What was totally not worth it
Stressing about keeping the guest list small and family only: Small, intimate weddings are not the norm around here, so most people do not know how to approach them. At some moments during planning, we were faced with guests placing wedding industry norms onto our non-traditional wedding. In turn, I stressed a bit about the disconnect between what we were planning and what others were expecting. Looking back, it was definitely not worth it to give those things so much energy; my future husband and I were confident in what we wanted, so I should have always focused on what mattered to us and not the expectations of others.
Sweating the small stuff: For our ring warming ceremony, I found and ordered the cutest little Limoges trinket box shaped like a French macaron in the same color as my dress. Of course it didn’t arrive in time before we left for Atlanta. I was pretty disappointed because it was so cute and photo-worthy, so we spent a lot of unnecessary time driving around trying to find an adequate replacement. I decided upon a little sparkly box that didn’t feel as special, but it really didn’t matter because the ring warming was so quick and no one seemed to really study the box! No one ever really cares about that small stuff as much as you.
A few things that helped us along the way
Since I planned the entire wedding from afar via the Internet, I was helped tremendously by online classifieds like Craigslist and wedding blogs and forums like APW and Wedding Bee. I researched for months and was able to find excellent online resources for all of our vendors and was pleased with every single one we hired.
My best practical advice for my planning self
I wish I could go back and tell myself that it is okay to let go and allow others to assist. At the time, my resistance to help was a tiny bit about relinquishing control, and a whole lot about not wanting to be a bother. I’ve realized now that a lot of people, especially loving family members, do genuinely want to relieve you of stress and responsibility when you’re self-planning such a major event. Accept the help.

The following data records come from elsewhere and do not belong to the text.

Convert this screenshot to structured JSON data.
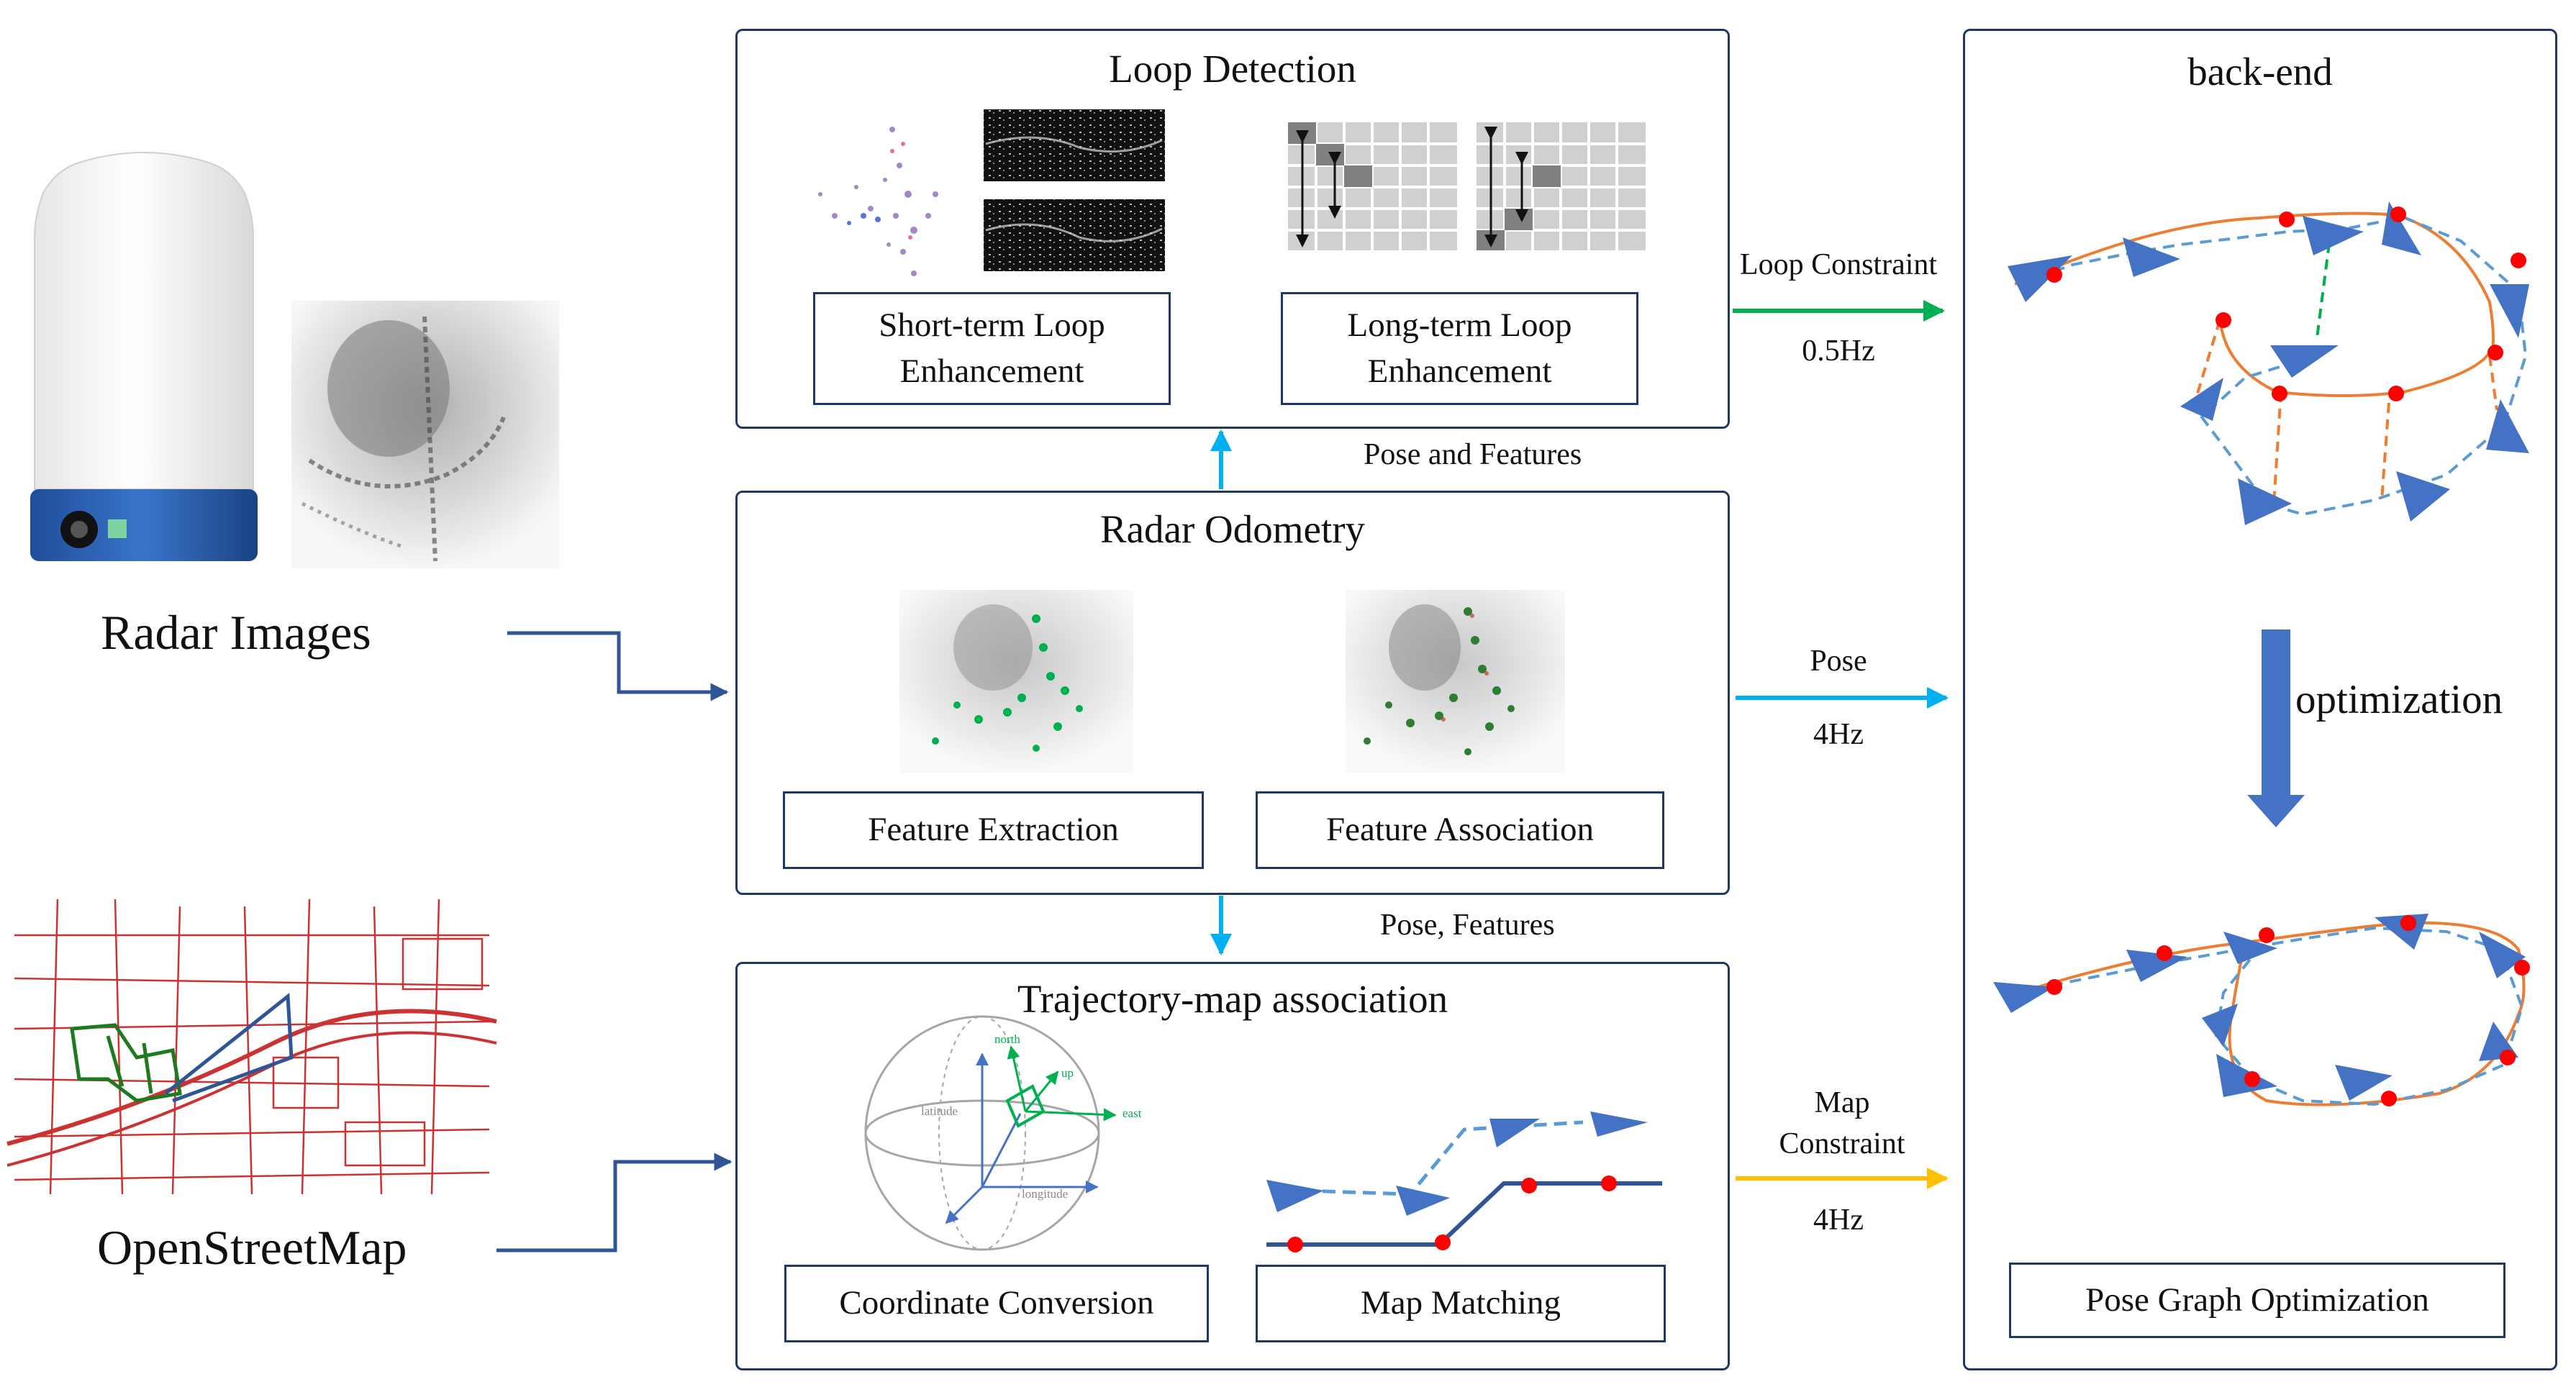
{
  "colors": {
    "box_border": "#1f3864",
    "flow_arrow": "#2f5597",
    "blue_arrow": "#00b0f0",
    "loop_arrow": "#00b050",
    "map_arrow": "#ffc000",
    "pose_triangle": "#4472c4",
    "node_red": "#ff0000",
    "traj_orange": "#ed7d31",
    "dashed_blue": "#5b9bd5",
    "feature_green": "#00b050",
    "osm_red": "#c00000"
  },
  "inputs": {
    "radar_label": "Radar Images",
    "osm_label": "OpenStreetMap"
  },
  "loop_detection": {
    "title": "Loop Detection",
    "short_term": "Short-term Loop Enhancement",
    "long_term": "Long-term Loop Enhancement"
  },
  "radar_odometry": {
    "title": "Radar Odometry",
    "feature_extraction": "Feature Extraction",
    "feature_association": "Feature Association"
  },
  "trajectory_map": {
    "title": "Trajectory-map association",
    "coordinate_conversion": "Coordinate Conversion",
    "map_matching": "Map Matching",
    "globe_labels": {
      "north": "north",
      "up": "up",
      "east": "east",
      "latitude": "latitude",
      "longitude": "longitude"
    }
  },
  "connectors": {
    "pose_and_features": "Pose and Features",
    "pose_features": "Pose, Features",
    "loop_constraint": "Loop Constraint",
    "loop_rate": "0.5Hz",
    "pose": "Pose",
    "pose_rate": "4Hz",
    "map_constraint": "Map Constraint",
    "map_rate": "4Hz"
  },
  "back_end": {
    "title": "back-end",
    "optimization": "optimization",
    "pgo": "Pose Graph Optimization"
  }
}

Our wedding was so unique in a variety of ways, definitely a labor of love and thinking outside the box. We currently live in Virginia but thought it would be a lot easier to bring the wedding to our families who were all living further south, so our biggest hurdle was planning everything hundreds of miles away. We decided upon Atlanta for the close proximity to all of our guests (an hour and a half drive), the ease of travel for us (a quick direct flight), and the abundance of resources provided in the metro area.
I planned everything according to what I could find online, relying heavily on posting ads on various sites. I really had to trust my instincts with emails, photos, and telephone conversations because I wasn’t able to meet face-to-face with any of the vendors until less than two weeks out from the wedding! It was an absolute blessing that every single vendor was AMAZING, from the jazz soloist and keyboardist who agreed to perform whatever we wanted for the ceremony, to the officiant who was completely open to a customized ceremony. I am still in awe that everything went so well, all on a budget we could reach in our pockets and pay right off.
Favorite thing about the wedding
If I had to narrow down to one moment, it would be sitting at the reception table with our families surrounding us. We set the tables up like a big Sunday dinner (which it technically was) where everyone could see and talk with each other. Everyone seemed so comfortable and relaxed, both of our families mixing and mingling, all laughing and joking, all in a festive mood. It was such a great feeling. This is what it was all about.